Il monismo si distingue dal dualismo, secondo cui il tutto è riconducibile a due soli generi di sostanze, o dal pluralismo, che postula l'esistenza di più tipi. Esempi di dicotomie dualiste sono:

  • uno/molti;
  • mente/materia, e in particolare
  • mente/corpo;
  • il Sé/gli altri;
  • oggetto/soggetto;
  • osservatore/osservato.

Talune prospettive (religiose o filosofiche) non-dualiste sostengono che nella natura della realtà non esiste una fondamentale distinzione tra mente e materia, e che l'intera realtà è una costruzione illusoria, essendo costituita essenzialmente dalla "mente divina".

L'Induismo, il Buddhismo, il Taoismo, lo Zen, il Panteismo, il Panenteismo e altri similari sistemi filosofici-religiosi (in particolare orientali) condividono elementi mistici e spirituali monistici. Alcune teorie post-moderne e visioni new age del mondo si rifanno a questi concetti in maniera sincretistica.
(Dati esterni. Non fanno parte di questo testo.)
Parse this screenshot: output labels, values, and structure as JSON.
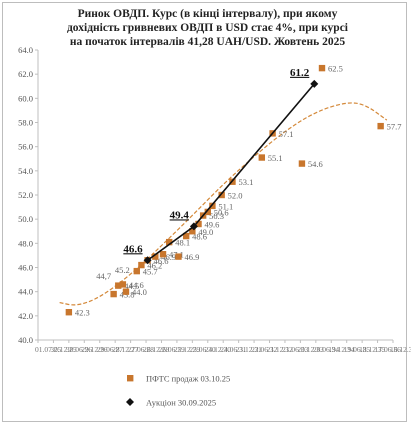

Tipi di monismo[modifica | modifica wikitesto]

Il monismo è spesso suddiviso sotto tre aspetti differenti:

  1. Il Materialismo, secondo cui solo tutto ciò che è fisico è reale, e la mente è riconducibile a un mero processo fisico.
  2. L'Idealismo o mentalismo, secondo cui solo l'aspetto mentale è reale; questa è esattamente il contrario della posizione precedente.
  3. Il Monismo neutrale, dove entrambi gli aspetti, fisico e mentale si possono ridurre a una non meglio definita terza sostanza o forma di energia.

Il monismo nella religione[modifica | modifica wikitesto]

Per alcuni, il monismo può avere implicazioni spirituali; infatti, coloro che criticano il "pericolo monismo" affermano che nel tentativo di definire tutte le cose come un'unica sostanza, si rischia persino di dissolvere Dio nel processo. Altri al contrario affermano che nel processo di dissolvimento si riconosce che l'essenza finale è Dio e che Dio è l'unica sostanza.

Nella Teologia cristiana il monismo fu oggetto di discussioni, per esempio nella dottrina cattolica della "divina semplicità", così come in altre religioni come l'Indù e il giudaismo in particolare.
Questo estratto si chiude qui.